Tuesday, April 21, 2015

Open Science

Ideally, where possible, data from scientific experiments, especially published work, should be accessible so that at the very least other researchers can attempt to reproduce your results. I think this is especially true in computational projects, and in that case ideally the source code of the software you used should be accessible.

Another good reason to make experimental data available is that that there are many groups working in scientific computing and applied mathematics without good contacts with experimental researchers, and indeed vice versa. Furthermore widely accessible data sets mean that groups can compare their algorithms and software on the same data set to give a more objective comparison.

CERN's web site Zenodo is an excellent resource for exchange of open data. It is free to use and gives a Digital Object Identifier DOI for the data, making it citable.

In the EIDORS project we have had a data repository for a while now and included some classic data sets including the first EIT (electrical impedance tomography) data of a human, Rod Smallwood's arm. testing the water I transferred the data to Zenodo here.  I think in the future EIDORS contributed data sets might go this way with a link from the EIDORS web site.

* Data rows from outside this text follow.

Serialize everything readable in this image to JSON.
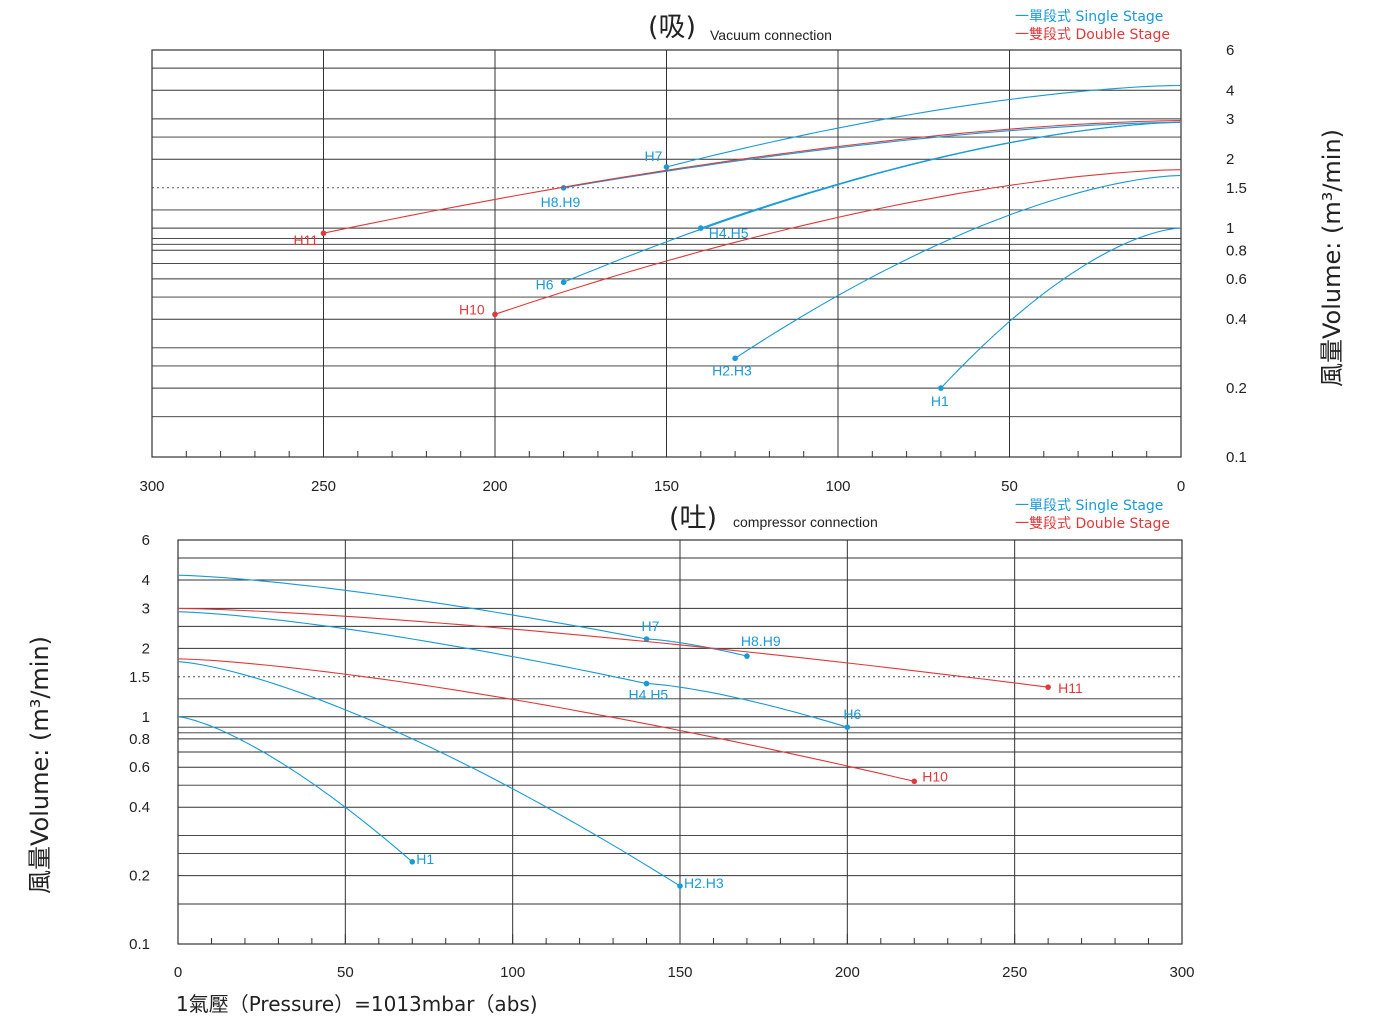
{
  "colors": {
    "single": "#1a9ad6",
    "double": "#e0393b",
    "grid": "#333333"
  },
  "legend": {
    "single": "一單段式 Single Stage",
    "double": "一雙段式 Double Stage"
  },
  "footer": "1氣壓（Pressure）=1013mbar（abs)",
  "chart_data": [
    {
      "type": "line",
      "title_cn": "(吸)",
      "title_en": "Vacuum connection",
      "ylabel": "風量Volume: (m³/min)",
      "yscale": "log",
      "ylim": [
        0.1,
        6
      ],
      "xlim": [
        300,
        0
      ],
      "x_ticks": [
        300,
        250,
        200,
        150,
        100,
        50,
        0
      ],
      "y_ticks": [
        "6",
        "4",
        "3",
        "2",
        "1.5",
        "1",
        "0.8",
        "0.6",
        "0.4",
        "0.2",
        "0.1"
      ],
      "y_tick_values": [
        6,
        4,
        3,
        2,
        1.5,
        1,
        0.8,
        0.6,
        0.4,
        0.2,
        0.1
      ],
      "series": [
        {
          "label": "H1",
          "stage": "single",
          "x": [
            0,
            70
          ],
          "y": [
            1.0,
            0.2
          ]
        },
        {
          "label": "H2.H3",
          "stage": "single",
          "x": [
            0,
            130
          ],
          "y": [
            1.7,
            0.27
          ]
        },
        {
          "label": "H4.H5",
          "stage": "single",
          "x": [
            0,
            140
          ],
          "y": [
            2.9,
            1.0
          ]
        },
        {
          "label": "H6",
          "stage": "single",
          "x": [
            0,
            180
          ],
          "y": [
            2.9,
            0.58
          ]
        },
        {
          "label": "H7",
          "stage": "single",
          "x": [
            0,
            150
          ],
          "y": [
            4.2,
            1.85
          ]
        },
        {
          "label": "H8.H9",
          "stage": "single",
          "x": [
            0,
            180
          ],
          "y": [
            2.9,
            1.5
          ]
        },
        {
          "label": "H10",
          "stage": "double",
          "x": [
            0,
            200
          ],
          "y": [
            1.8,
            0.42
          ]
        },
        {
          "label": "H11",
          "stage": "double",
          "x": [
            0,
            250
          ],
          "y": [
            2.95,
            0.95
          ]
        }
      ]
    },
    {
      "type": "line",
      "title_cn": "(吐)",
      "title_en": "compressor connection",
      "ylabel": "風量Volume: (m³/min)",
      "yscale": "log",
      "ylim": [
        0.1,
        6
      ],
      "xlim": [
        0,
        300
      ],
      "x_ticks": [
        0,
        50,
        100,
        150,
        200,
        250,
        300
      ],
      "y_ticks": [
        "6",
        "4",
        "3",
        "2",
        "1.5",
        "1",
        "0.8",
        "0.6",
        "0.4",
        "0.2",
        "0.1"
      ],
      "y_tick_values": [
        6,
        4,
        3,
        2,
        1.5,
        1,
        0.8,
        0.6,
        0.4,
        0.2,
        0.1
      ],
      "series": [
        {
          "label": "H1",
          "stage": "single",
          "x": [
            0,
            70
          ],
          "y": [
            1.0,
            0.23
          ]
        },
        {
          "label": "H2.H3",
          "stage": "single",
          "x": [
            0,
            150
          ],
          "y": [
            1.75,
            0.18
          ]
        },
        {
          "label": "H4.H5",
          "stage": "single",
          "x": [
            0,
            140
          ],
          "y": [
            2.9,
            1.4
          ]
        },
        {
          "label": "H6",
          "stage": "single",
          "x": [
            140,
            200
          ],
          "y": [
            1.4,
            0.9
          ]
        },
        {
          "label": "H7",
          "stage": "single",
          "x": [
            0,
            140
          ],
          "y": [
            4.2,
            2.2
          ]
        },
        {
          "label": "H8.H9",
          "stage": "single",
          "x": [
            140,
            170
          ],
          "y": [
            2.2,
            1.85
          ]
        },
        {
          "label": "H10",
          "stage": "double",
          "x": [
            0,
            220
          ],
          "y": [
            1.8,
            0.52
          ]
        },
        {
          "label": "H11",
          "stage": "double",
          "x": [
            0,
            260
          ],
          "y": [
            3.0,
            1.35
          ]
        }
      ]
    }
  ]
}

My student Sophia Coban recently created a data set of glass beads using the x-ray CT facility in the Henry Mosley Centre here in Manchester. Her data set SophiaBeads is now on Zenodo, with a separate entry for the source code of demo reconstructions. The source code is a single release taken from GitHub, and archived on Zenodo which gives it a DOI.

I am still trying out these open science ideas myself, but I just uploaded my own MRI head scan to Zenodo. Some of my colleagues might think this is too open. Perhaps I want my head examining?  Well why not! However there appears to be nothing especially wrong with my brain, and we will use it as a test for some segmentation and meshing algorithms.

Thumb nail image from MRI of my head.


Blogger priestly said...

You got the MRI scan performed on your head for free?
I would like to get one too.

4:17 AM  
Blogger Billlion said...

Yes, but there was a clinical need so it was done on the NHS. Fortunately it showed nothing was wrong. At this hospital at least for £10 they give you the DICOM file on a DVD. To do an MRI on a research grant or privately costs a few hundred pounds.